I made step-by-step notes here on the non-game version of Foldit a few years ago on this forum, e.g. this post on custom electron density setup and this post small molecule puzzle setup, see if this kind of outline can be useful for your writing.

[Floddi]

@rosie4loop Thanks for your guides! I had a quick look into it and I have to take my time to read it taking my time :)

The wiki is pretty weak considering the information around bad groups :/ Many players seem to struggle with it.
While the introduction puzzles are a nice way to learn a few basics it's not enough.

[rosie4loop]

@Floddi According to the posts by devs (https://fold.it/forum/posts/76093), bad groups usually include e.g.
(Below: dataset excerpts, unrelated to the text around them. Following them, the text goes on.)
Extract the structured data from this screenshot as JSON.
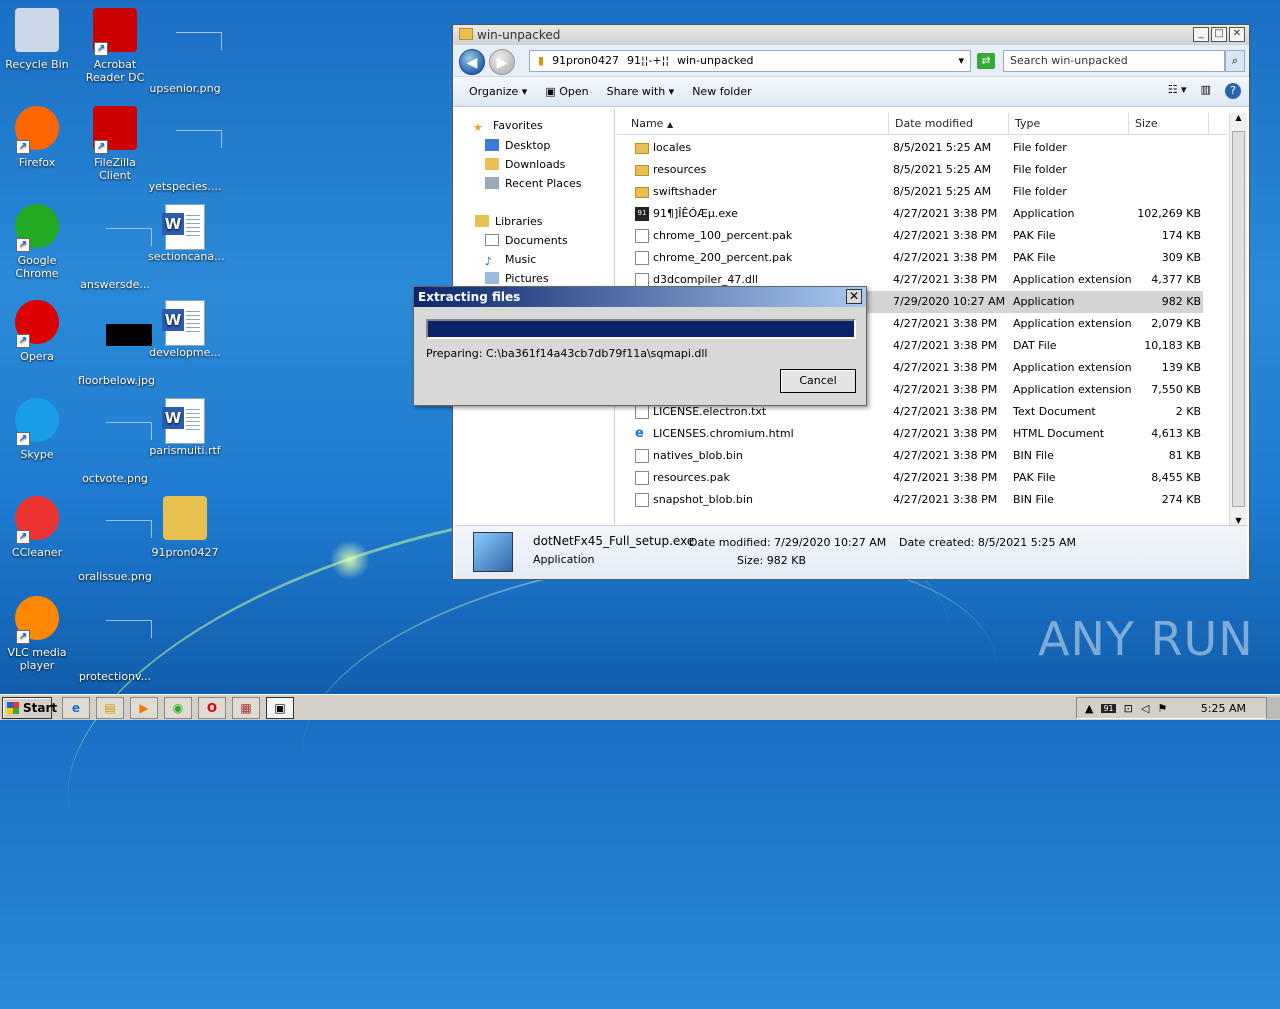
{
  "desktop": {
    "icons": [
      {
        "label": "Recycle Bin",
        "icon": "recycle-bin-icon"
      },
      {
        "label": "Acrobat Reader DC",
        "icon": "acrobat-icon"
      },
      {
        "label": "upsenior.png",
        "icon": "image-file-icon"
      },
      {
        "label": "Firefox",
        "icon": "firefox-icon"
      },
      {
        "label": "FileZilla Client",
        "icon": "filezilla-icon"
      },
      {
        "label": "yetspecies....",
        "icon": "file-icon"
      },
      {
        "label": "Google Chrome",
        "icon": "chrome-icon"
      },
      {
        "label": "answersde...",
        "icon": "file-icon"
      },
      {
        "label": "sectioncana...",
        "icon": "word-doc-icon"
      },
      {
        "label": "Opera",
        "icon": "opera-icon"
      },
      {
        "label": "floorbelow.jpg",
        "icon": "image-file-icon"
      },
      {
        "label": "developme...",
        "icon": "word-doc-icon"
      },
      {
        "label": "Skype",
        "icon": "skype-icon"
      },
      {
        "label": "octvote.png",
        "icon": "image-file-icon"
      },
      {
        "label": "parismulti.rtf",
        "icon": "word-doc-icon"
      },
      {
        "label": "CCleaner",
        "icon": "ccleaner-icon"
      },
      {
        "label": "oralissue.png",
        "icon": "image-file-icon"
      },
      {
        "label": "91pron0427",
        "icon": "folder-icon"
      },
      {
        "label": "VLC media player",
        "icon": "vlc-icon"
      },
      {
        "label": "protectionv...",
        "icon": "file-icon"
      }
    ]
  },
  "explorer": {
    "title": "win-unpacked",
    "path": [
      "91pron0427",
      "91¦¦-+¦¦",
      "win-unpacked"
    ],
    "search_placeholder": "Search win-unpacked",
    "toolbar": {
      "organize": "Organize",
      "open": "Open",
      "share": "Share with",
      "new_folder": "New folder"
    },
    "nav": {
      "favorites": "Favorites",
      "desktop": "Desktop",
      "downloads": "Downloads",
      "recent": "Recent Places",
      "libraries": "Libraries",
      "documents": "Documents",
      "music": "Music",
      "pictures": "Pictures"
    },
    "columns": {
      "name": "Name",
      "date": "Date modified",
      "type": "Type",
      "size": "Size"
    },
    "rows": [
      {
        "name": "locales",
        "date": "8/5/2021 5:25 AM",
        "type": "File folder",
        "size": "",
        "kind": "folder"
      },
      {
        "name": "resources",
        "date": "8/5/2021 5:25 AM",
        "type": "File folder",
        "size": "",
        "kind": "folder"
      },
      {
        "name": "swiftshader",
        "date": "8/5/2021 5:25 AM",
        "type": "File folder",
        "size": "",
        "kind": "folder"
      },
      {
        "name": "91¶]ÎÊÓÆµ.exe",
        "date": "4/27/2021 3:38 PM",
        "type": "Application",
        "size": "102,269 KB",
        "kind": "exe"
      },
      {
        "name": "chrome_100_percent.pak",
        "date": "4/27/2021 3:38 PM",
        "type": "PAK File",
        "size": "174 KB",
        "kind": "file"
      },
      {
        "name": "chrome_200_percent.pak",
        "date": "4/27/2021 3:38 PM",
        "type": "PAK File",
        "size": "309 KB",
        "kind": "file"
      },
      {
        "name": "d3dcompiler_47.dll",
        "date": "4/27/2021 3:38 PM",
        "type": "Application extension",
        "size": "4,377 KB",
        "kind": "file"
      },
      {
        "name": "",
        "date": "7/29/2020 10:27 AM",
        "type": "Application",
        "size": "982 KB",
        "kind": "none",
        "selected": true
      },
      {
        "name": "",
        "date": "4/27/2021 3:38 PM",
        "type": "Application extension",
        "size": "2,079 KB",
        "kind": "none"
      },
      {
        "name": "",
        "date": "4/27/2021 3:38 PM",
        "type": "DAT File",
        "size": "10,183 KB",
        "kind": "none"
      },
      {
        "name": "",
        "date": "4/27/2021 3:38 PM",
        "type": "Application extension",
        "size": "139 KB",
        "kind": "none"
      },
      {
        "name": "",
        "date": "4/27/2021 3:38 PM",
        "type": "Application extension",
        "size": "7,550 KB",
        "kind": "none"
      },
      {
        "name": "LICENSE.electron.txt",
        "date": "4/27/2021 3:38 PM",
        "type": "Text Document",
        "size": "2 KB",
        "kind": "file"
      },
      {
        "name": "LICENSES.chromium.html",
        "date": "4/27/2021 3:38 PM",
        "type": "HTML Document",
        "size": "4,613 KB",
        "kind": "ie"
      },
      {
        "name": "natives_blob.bin",
        "date": "4/27/2021 3:38 PM",
        "type": "BIN File",
        "size": "81 KB",
        "kind": "file"
      },
      {
        "name": "resources.pak",
        "date": "4/27/2021 3:38 PM",
        "type": "PAK File",
        "size": "8,455 KB",
        "kind": "file"
      },
      {
        "name": "snapshot_blob.bin",
        "date": "4/27/2021 3:38 PM",
        "type": "BIN File",
        "size": "274 KB",
        "kind": "file"
      }
    ],
    "details": {
      "filename": "dotNetFx45_Full_setup.exe",
      "date_modified": "Date modified: 7/29/2020 10:27 AM",
      "date_created": "Date created: 8/5/2021 5:25 AM",
      "type": "Application",
      "size": "Size: 982 KB"
    }
  },
  "dialog": {
    "title": "Extracting files",
    "progress": 1.0,
    "preparing": "Preparing: C:\\ba361f14a43cb7db79f11a\\sqmapi.dll",
    "cancel": "Cancel",
    "close": "✕"
  },
  "taskbar": {
    "start": "Start",
    "clock": "5:25 AM"
  },
  "watermark": "ANY RUN"
}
PAINS patterns and something additional, which may differ according to the setup or aims of different puzzles.

I have post some links to serveral bioinformatic tools in my profile that detect commonly flagged patterns (also in the comments of the same discussion under the dev's reply)
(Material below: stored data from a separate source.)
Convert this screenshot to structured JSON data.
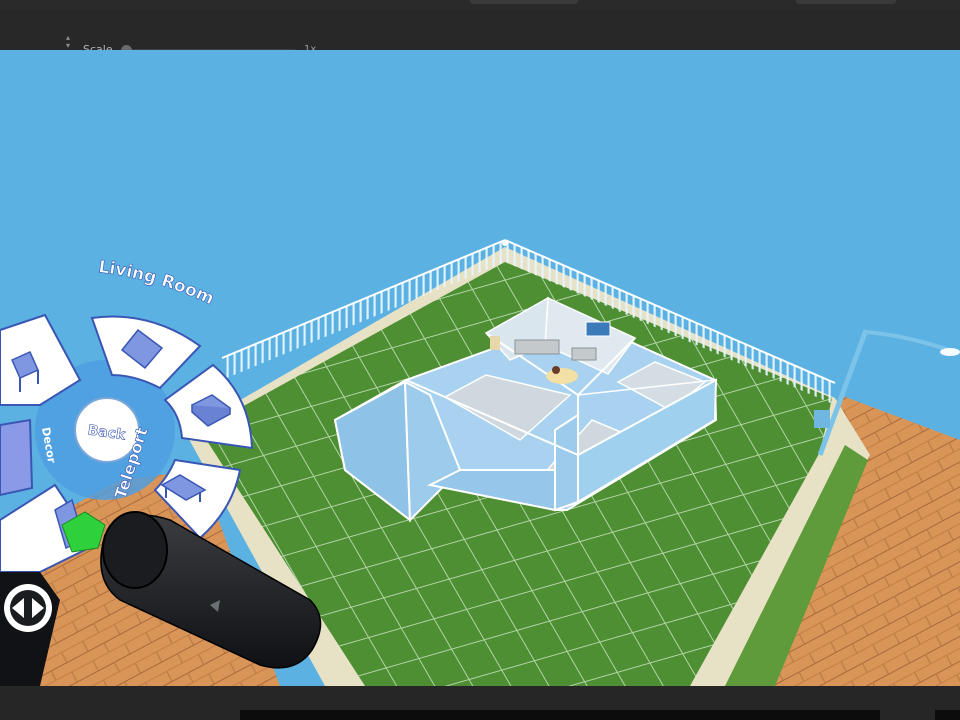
{
  "toolbar": {
    "scale_label": "Scale",
    "scale_value": "1x",
    "scale_slider_fraction": 0.03
  },
  "menu": {
    "title": "Living Room",
    "back_label": "Back",
    "teleport_label": "Teleport",
    "decor_label": "Decor",
    "items": [
      "chair-icon",
      "rug-icon",
      "sofa-icon",
      "coffee-table-icon",
      "lamp-icon"
    ]
  },
  "colors": {
    "sky": "#5ab1e2",
    "grass": "#4d8f32",
    "walls": "#a8d2ef",
    "wood": "#d99557",
    "menu_accent": "#3a56b4"
  }
}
(unfortunately I had to take the jupyter notebook that demonstrates SMART detection offline for several reasons)

[Floddi]

@rosie4loop Thx for the info that bad groups depend on the puzzles! Also sad that they aren't sharing any information which group is considered as bad. It might be useful to reference those PAINS patterns on the wiki. There are also chemically unsustainable groups or reactive groups which will impact the score negatively. I think those are also part of the preferred "bad group"-list.

SwissADME also looks like a good database for the developement of new structures. Thanks!

[Elfi]

@Floddi, thanks for explaining why it may sometimes pay to use the full view over the binding side view. I'll look at it once in a while.

@rosie4loop, thx also for your posts on electron density, bad groups and ligand design.

You have both given me a lot to think about and study. :)

By the way, one thing I have wondered about but haven't found explanations about yet, is the starting ligand in each new medicine design round. Where does it come from? Is it the winner from the last round? I hadn't considering deleting and start my own before Floddi mentioning deleting part of it. I have rather been modifying it.